Teaching is not the transmission of state-endorsed content from passive teachers to passive students; that is indoctrination.

Teaching in a democracy, teaching among free people who respect and honor the autonomy of all people (including children) is about confronting knowledge in all its forms, including where the power lies in our society, why the privileged are living in privilege, why people increasingly suffer the weight of poverty, and why a free people continue to allow their leaders to say one thing while doing another.

References

Berliner, D. C. (2009). Poverty and potential: Out-of-school factors and school success. Boulder and Tempe: Education and the Public Interest Center & Education Policy Research Unit. Retrieved 25 August 2009 from http://epicpolicy.org/...

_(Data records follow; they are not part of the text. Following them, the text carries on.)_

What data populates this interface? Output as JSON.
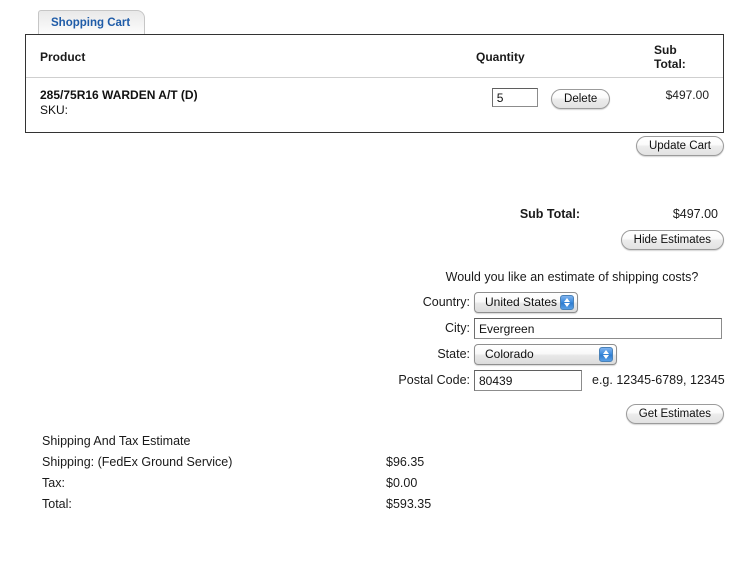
{
  "tab": {
    "label": "Shopping Cart"
  },
  "cart": {
    "headers": {
      "product": "Product",
      "quantity": "Quantity",
      "subtotal": "Sub Total:"
    },
    "items": [
      {
        "name": "285/75R16 WARDEN A/T (D)",
        "sku_label": "SKU:",
        "quantity": "5",
        "delete_label": "Delete",
        "subtotal": "$497.00"
      }
    ],
    "update_label": "Update Cart"
  },
  "totals": {
    "subtotal_label": "Sub Total:",
    "subtotal_value": "$497.00",
    "hide_estimates_label": "Hide Estimates"
  },
  "estimate": {
    "question": "Would you like an estimate of shipping costs?",
    "country_label": "Country:",
    "country_value": "United States",
    "city_label": "City:",
    "city_value": "Evergreen",
    "city_placeholder": "",
    "state_label": "State:",
    "state_value": "Colorado",
    "postal_label": "Postal Code:",
    "postal_value": "80439",
    "postal_placeholder": "",
    "postal_hint": "e.g. 12345-6789, 12345",
    "get_estimates_label": "Get Estimates"
  },
  "results": {
    "title": "Shipping And Tax Estimate",
    "rows": [
      {
        "label": "Shipping: (FedEx Ground Service)",
        "value": "$96.35"
      },
      {
        "label": "Tax:",
        "value": "$0.00"
      },
      {
        "label": "Total:",
        "value": "$593.35"
      }
    ]
  },
  "colors": {
    "tab_text": "#1f5ca8",
    "stepper_blue": "#3f8ede",
    "box_border": "#333333"
  }
}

Duncan, A. (2010, August 25). Secretary Arne Duncan's Remarks at the Statehouse Convention Center in Little Rock, Arkansas. Washington DC: U. S. Department of Education. Retrieved 7 March 2011 from http://www.ed.gov/...

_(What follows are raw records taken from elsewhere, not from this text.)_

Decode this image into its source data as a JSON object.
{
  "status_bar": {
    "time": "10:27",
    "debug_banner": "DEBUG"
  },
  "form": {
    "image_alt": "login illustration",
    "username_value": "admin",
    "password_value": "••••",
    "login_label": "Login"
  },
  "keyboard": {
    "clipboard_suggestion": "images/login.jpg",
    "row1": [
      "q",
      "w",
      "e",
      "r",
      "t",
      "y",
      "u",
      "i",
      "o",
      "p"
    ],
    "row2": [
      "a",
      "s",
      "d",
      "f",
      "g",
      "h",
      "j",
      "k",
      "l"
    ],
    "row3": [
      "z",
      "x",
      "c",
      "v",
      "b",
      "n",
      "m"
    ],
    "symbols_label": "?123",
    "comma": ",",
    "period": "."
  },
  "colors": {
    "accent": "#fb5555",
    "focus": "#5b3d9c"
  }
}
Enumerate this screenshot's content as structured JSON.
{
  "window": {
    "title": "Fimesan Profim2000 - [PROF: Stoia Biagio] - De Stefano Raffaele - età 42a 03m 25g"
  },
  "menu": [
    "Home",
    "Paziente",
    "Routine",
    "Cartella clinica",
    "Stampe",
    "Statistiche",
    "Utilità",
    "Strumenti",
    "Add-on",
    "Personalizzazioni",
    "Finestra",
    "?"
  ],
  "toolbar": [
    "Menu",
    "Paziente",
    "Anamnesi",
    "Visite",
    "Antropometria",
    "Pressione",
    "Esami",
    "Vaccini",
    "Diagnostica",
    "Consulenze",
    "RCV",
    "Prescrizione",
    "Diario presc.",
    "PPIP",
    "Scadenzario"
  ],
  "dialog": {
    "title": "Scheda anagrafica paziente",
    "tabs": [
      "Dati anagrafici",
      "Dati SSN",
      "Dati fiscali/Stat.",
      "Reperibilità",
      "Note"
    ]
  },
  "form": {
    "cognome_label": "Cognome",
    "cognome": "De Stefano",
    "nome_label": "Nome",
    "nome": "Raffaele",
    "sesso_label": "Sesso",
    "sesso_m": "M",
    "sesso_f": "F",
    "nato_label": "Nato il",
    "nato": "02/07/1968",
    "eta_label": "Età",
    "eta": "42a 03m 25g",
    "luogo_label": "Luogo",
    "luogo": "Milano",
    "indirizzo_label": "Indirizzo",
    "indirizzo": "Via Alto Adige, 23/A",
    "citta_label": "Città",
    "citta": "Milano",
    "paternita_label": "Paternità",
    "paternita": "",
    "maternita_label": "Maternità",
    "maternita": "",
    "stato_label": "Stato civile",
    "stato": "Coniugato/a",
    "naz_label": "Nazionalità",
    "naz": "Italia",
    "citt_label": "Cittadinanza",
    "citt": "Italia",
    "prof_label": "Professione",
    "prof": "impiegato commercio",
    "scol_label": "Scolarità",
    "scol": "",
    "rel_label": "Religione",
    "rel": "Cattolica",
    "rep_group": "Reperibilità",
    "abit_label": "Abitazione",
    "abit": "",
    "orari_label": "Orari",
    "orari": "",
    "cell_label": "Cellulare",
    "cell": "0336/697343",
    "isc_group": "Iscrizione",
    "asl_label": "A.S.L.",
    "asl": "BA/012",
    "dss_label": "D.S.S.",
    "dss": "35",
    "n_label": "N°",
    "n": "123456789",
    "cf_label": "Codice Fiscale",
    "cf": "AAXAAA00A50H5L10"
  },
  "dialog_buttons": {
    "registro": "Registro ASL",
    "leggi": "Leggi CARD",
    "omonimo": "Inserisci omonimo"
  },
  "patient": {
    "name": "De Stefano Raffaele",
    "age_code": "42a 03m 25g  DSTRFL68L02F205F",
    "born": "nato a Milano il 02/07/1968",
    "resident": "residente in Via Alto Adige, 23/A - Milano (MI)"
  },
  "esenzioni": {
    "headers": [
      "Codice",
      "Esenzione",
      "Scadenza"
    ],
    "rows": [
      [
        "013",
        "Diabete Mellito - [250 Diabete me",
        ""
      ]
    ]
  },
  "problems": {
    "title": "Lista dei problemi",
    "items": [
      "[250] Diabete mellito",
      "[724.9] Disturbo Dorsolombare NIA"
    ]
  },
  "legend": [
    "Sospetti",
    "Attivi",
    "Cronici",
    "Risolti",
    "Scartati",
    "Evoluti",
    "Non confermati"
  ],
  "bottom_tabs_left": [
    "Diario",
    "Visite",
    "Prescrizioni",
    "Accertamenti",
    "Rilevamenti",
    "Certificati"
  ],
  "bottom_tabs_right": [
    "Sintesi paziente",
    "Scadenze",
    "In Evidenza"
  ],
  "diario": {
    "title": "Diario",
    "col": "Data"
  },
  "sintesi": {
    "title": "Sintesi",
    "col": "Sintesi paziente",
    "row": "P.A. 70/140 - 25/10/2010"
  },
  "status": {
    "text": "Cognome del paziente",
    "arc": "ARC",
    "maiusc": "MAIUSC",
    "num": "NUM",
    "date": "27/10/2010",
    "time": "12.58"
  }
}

Hirsch, D. (2007, September). Experiences of poverty and educational disadvantage. Joseph Rowntree Foundation. York, North Yorkshire, UK. Retrieved 27 December  2007 from http://www.jrf.org.uk/...

Kincheloe, J. L. (2005). Critical pedagogy primer. New York: Peter Lang.

Kincheloe, J. L, & Weil, D. (2001). Standards and schooling in the United States, vols. 1-3. Denver, CO: ABC-CLIO.

U. S. Department of Education. (2010). A blueprint for reform: The reauthorization of the Elementary and Secondary Education Act. Retrieved 28 May 2011 from http://www2.ed.gov/...

Zinn, H. (1994). You can't be neutral on a moving train: A personal history of our times. Boston: Beacon Press.